The Bar Review article said the report contained criticisms of the BSTB and of certain doctors but stopped short of placing the blame on any one individual or entity. The judge recommended that the report should not be referred to the DPP.
The judge's conclusions had been described as "weak" and "limited" mainly because no one had specifically been made accountable, it said.
"Sometimes, however, there are no straightforward answers and no convenient cast of villains. Sometimes, it is not possible to squeeze the events of years into a pithy executive summary," it stated.
The article said Judge Lindsay was handed a thankless and complex brief and in the absence of a conclusion fingering a specific "fall guy" her report was always unlikely to find favour with the victims and their families.

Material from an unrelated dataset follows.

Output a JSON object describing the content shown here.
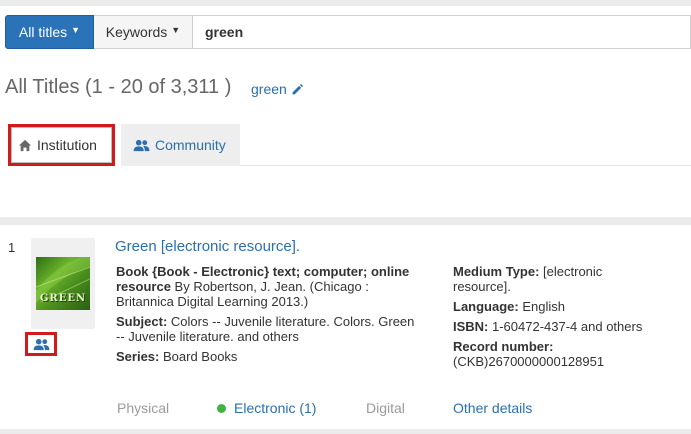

It also defended the judge by stating that she was constrained from publicly defending her report and the criticisms. The article said it was not fair to fault a report because it did not amount to a "heads will roll blockbuster".
If an inquiry was to be judged by the number of scalps taken, this could have disturbing repercussions for future investigations and for further modules of the Flood Tribunal, it stated.
"If a tribunal member, upon hearing all the evidence, concludes that he or she cannot deliver a set of black-and-white conclusions, then so be it. We are best served by judges who understand not only the black and the white but who also appreciate the subtler and more muted shades of grey," the article concluded.
Mr O'Mahony said he totally disagreed with what was said in the article, particularly as the IHS had always maintained that not all the relevant evidence had actually been heard.
He said he found the opinion piece somewhat patronising and took issue with statements in the article, including "the public must be constantly reminded that the aim of a tribunal is not to establish guilt or innocence".